Immediately behind the catwalk over the shaft is the thrust block, which transmits the propeller's thrust to the hull and presumably prevents that thrust from affecting the shock mountings of the gearbox and turbines. 
It was at this point during the tour that a classic (in my mind, anyway) miscommunication occurred. Knowing that the old steam DDEs had a way of stopping the shaft from turning when the ship was being towed at low speeds, to prevent the turbines from being turned backwards (or when the auxiliary inflatable stern seal is in place, see below), I asked if they had a "brake". Misunderstanding me, my ever helpful guide replied that "Yeah, at 10:00, we have soup if you want." Apparently, it is actually known as a "lock", and is placed on the shaft when needed.

(As an aside, I did get soup in the wardroom during a "break" in my tour. It was french onion, and it was delicious.)

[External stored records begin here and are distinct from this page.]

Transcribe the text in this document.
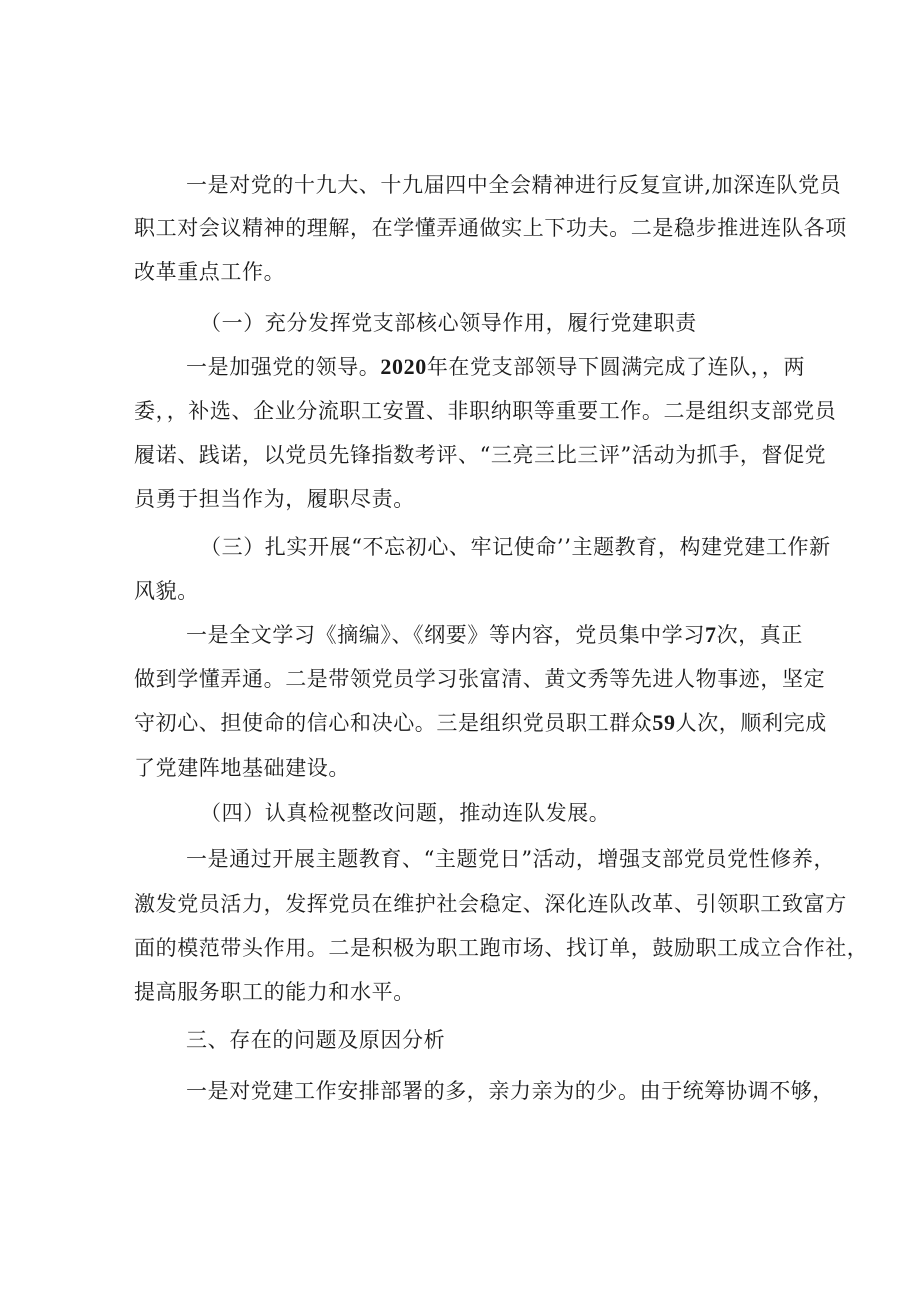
一是对党的十九大、十九届四中全会精神进行反复宣讲,加深连队党员
职工对会议精神的理解，在学懂弄通做实上下功夫。二是稳步推进连队各项
改革重点工作。
（一）充分发挥党支部核心领导作用，履行党建职责
一是加强党的领导。2020年在党支部领导下圆满完成了连队，，两
委，，补选、企业分流职工安置、非职纳职等重要工作。二是组织支部党员
履诺、践诺，以党员先锋指数考评、“三亮三比三评”活动为抓手，督促党
员勇于担当作为，履职尽责。
（三）扎实开展“不忘初心、牢记使命’’主题教育，构建党建工作新
风貌。
一是全文学习《摘编》、《纲要》等内容，党员集中学习7次，真正
做到学懂弄通。二是带领党员学习张富清、黄文秀等先进人物事迹，坚定
守初心、担使命的信心和决心。三是组织党员职工群众59人次，顺利完成
了党建阵地基础建设。
（四）认真检视整改问题，推动连队发展。
一是通过开展主题教育、“主题党日”活动，增强支部党员党性修养，
激发党员活力，发挥党员在维护社会稳定、深化连队改革、引领职工致富方
面的模范带头作用。二是积极为职工跑市场、找订单，鼓励职工成立合作社，
提高服务职工的能力和水平。
三、存在的问题及原因分析
一是对党建工作安排部署的多，亲力亲为的少。由于统筹协调不够，
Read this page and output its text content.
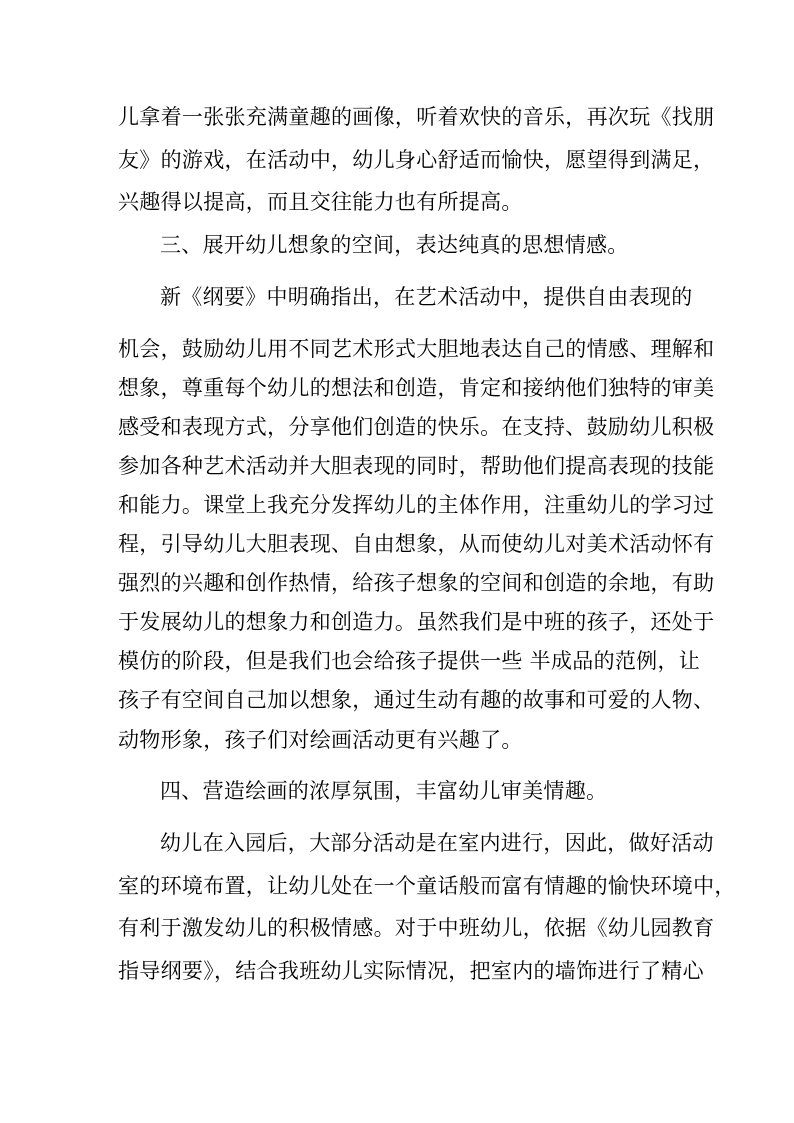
儿拿着一张张充满童趣的画像，听着欢快的音乐，再次玩《找朋
友》的游戏，在活动中，幼儿身心舒适而愉快，愿望得到满足，
兴趣得以提高，而且交往能力也有所提高。
三、展开幼儿想象的空间，表达纯真的思想情感。
新《纲要》中明确指出，在艺术活动中，提供自由表现的
机会，鼓励幼儿用不同艺术形式大胆地表达自己的情感、理解和
想象，尊重每个幼儿的想法和创造，肯定和接纳他们独特的审美
感受和表现方式，分享他们创造的快乐。在支持、鼓励幼儿积极
参加各种艺术活动并大胆表现的同时，帮助他们提高表现的技能
和能力。课堂上我充分发挥幼儿的主体作用，注重幼儿的学习过
程，引导幼儿大胆表现、自由想象，从而使幼儿对美术活动怀有
强烈的兴趣和创作热情，给孩子想象的空间和创造的余地，有助
于发展幼儿的想象力和创造力。虽然我们是中班的孩子，还处于
模仿的阶段，但是我们也会给孩子提供一些 半成品的范例，让
孩子有空间自己加以想象，通过生动有趣的故事和可爱的人物、
动物形象，孩子们对绘画活动更有兴趣了。
四、营造绘画的浓厚氛围，丰富幼儿审美情趣。
幼儿在入园后，大部分活动是在室内进行，因此，做好活动
室的环境布置，让幼儿处在一个童话般而富有情趣的愉快环境中，
有利于激发幼儿的积极情感。对于中班幼儿，依据《幼儿园教育
指导纲要》，结合我班幼儿实际情况，把室内的墙饰进行了精心
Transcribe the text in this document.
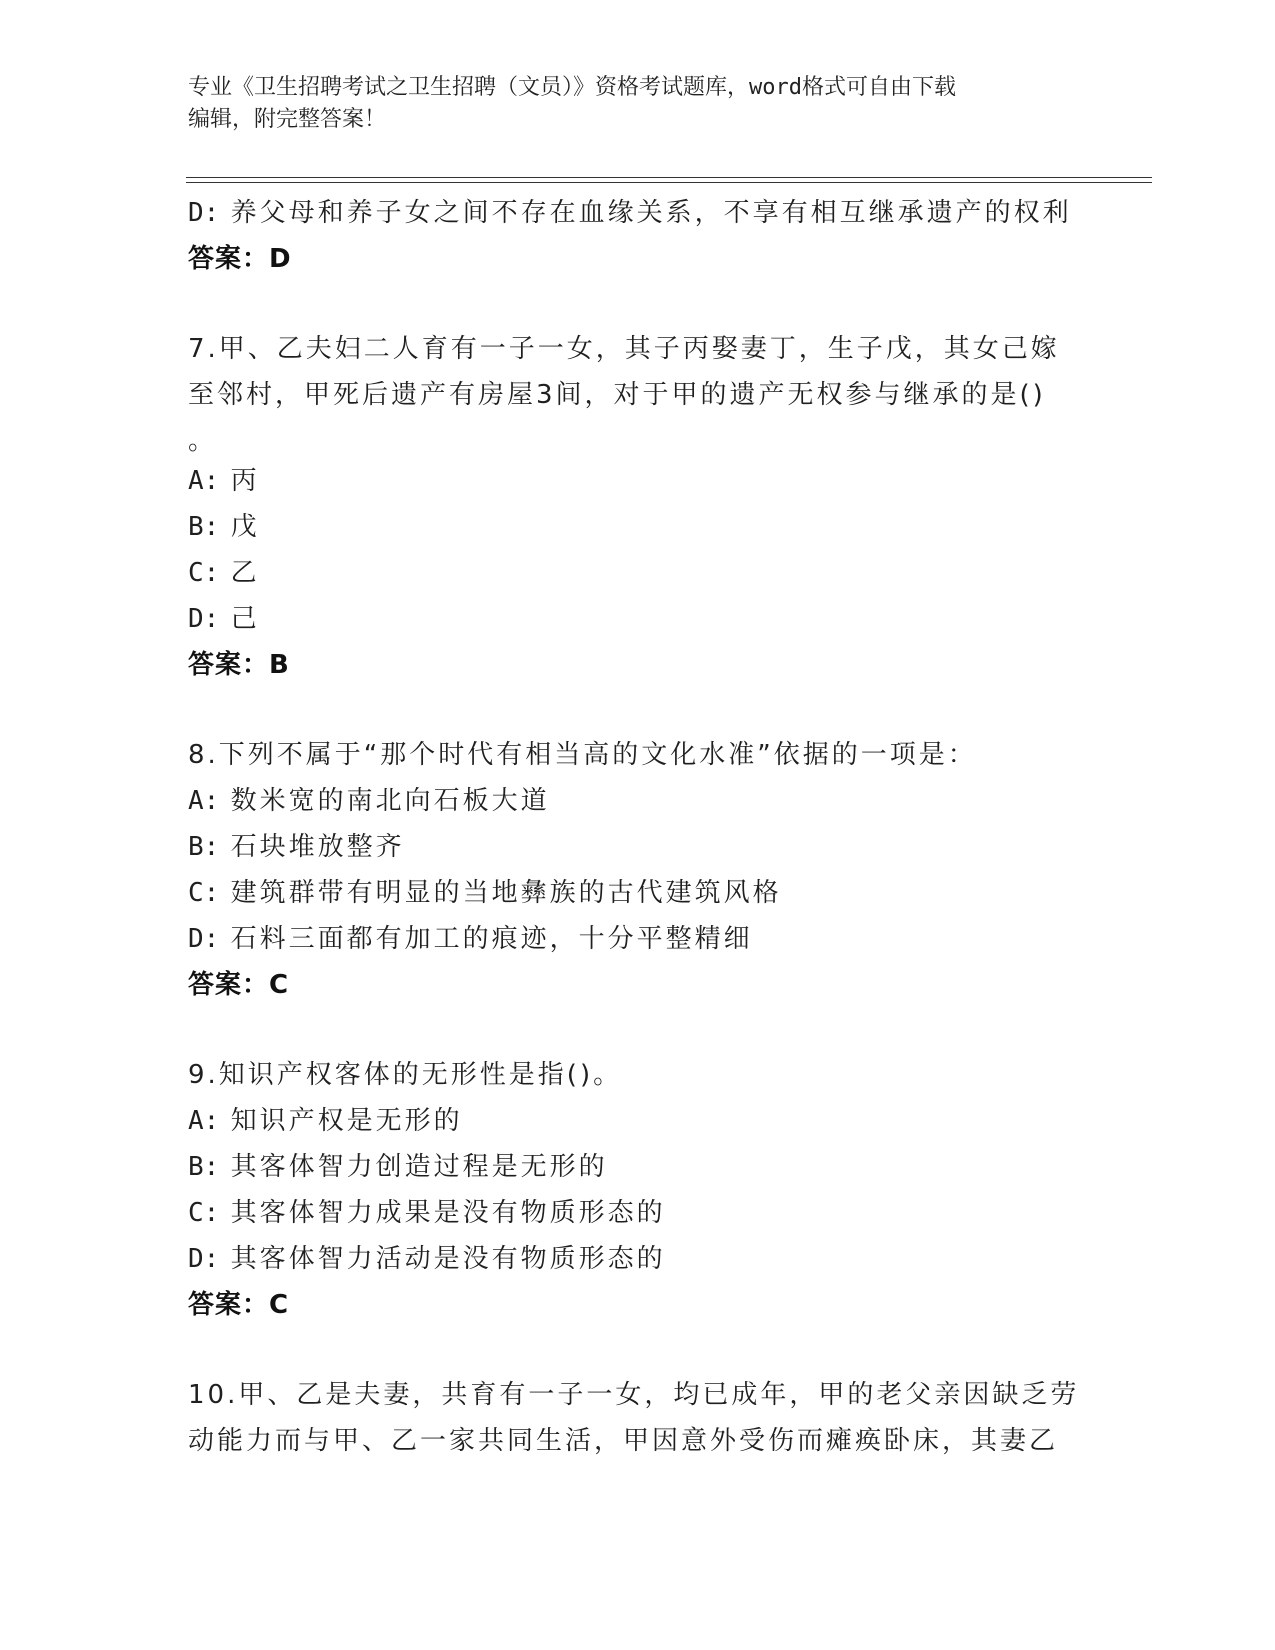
专业《卫生招聘考试之卫生招聘（文员）》资格考试题库，word格式可自由下载
编辑，附完整答案！
D: 养父母和养子女之间不存在血缘关系，不享有相互继承遗产的权利
答案：D
7.甲、乙夫妇二人育有一子一女，其子丙娶妻丁，生子戊，其女己嫁
至邻村，甲死后遗产有房屋3间，对于甲的遗产无权参与继承的是()
。
A: 丙
B: 戊
C: 乙
D: 己
答案：B
8.下列不属于“那个时代有相当高的文化水准”依据的一项是：
A: 数米宽的南北向石板大道
B: 石块堆放整齐
C: 建筑群带有明显的当地彝族的古代建筑风格
D: 石料三面都有加工的痕迹，十分平整精细
答案：C
9.知识产权客体的无形性是指()。
A: 知识产权是无形的
B: 其客体智力创造过程是无形的
C: 其客体智力成果是没有物质形态的
D: 其客体智力活动是没有物质形态的
答案：C
10.甲、乙是夫妻，共育有一子一女，均已成年，甲的老父亲因缺乏劳
动能力而与甲、乙一家共同生活，甲因意外受伤而瘫痪卧床，其妻乙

Looking forward along the propeller shaft, with the gearbox in the background. The plummer block is the grey object around the shaft.
Looking aft along the propeller shaft.
Having a deep displacement hull, and only a single shaft, the propeller shaft leaves the gearbox and travels maybe 30 feet to the stern seal, which can be seen in the background of the photo above, where the shaft passes through the bulkhead. In that 30 feet, the shaft leaves the gearbox, passes through the thrust block, a plummer block (which supports the weight of the shaft), and then the stern seal or stuffing box. In the case of the stern seal leaking, there is an inflatable auxiliary seal that can be installed, but only if the shaft is stopped and not turning.

With PROTECTEUR laid up after her fire, and PRESERVER similarly laid up due to hull corrosion issues, the RCN will likely never have another steam plant in operation - these were the last two. And this is largely a good thing, as modern gas turbines and diesel engines are more compact, lighter, have higher power to weight ratios, require less manpower to operate, and are generally less hazardous to the crew. That said, there will be former and serving Navy sailors (and my guides were good examples of the latter) who will miss these powerplants now that their page in the RCN history books has been turned.

(Updated on 21 May with corrections to some equipment descriptions, based on comments to my Facebook post.)


  1. Thanks for this. I lived directly above this for almost 2 years but never "visited."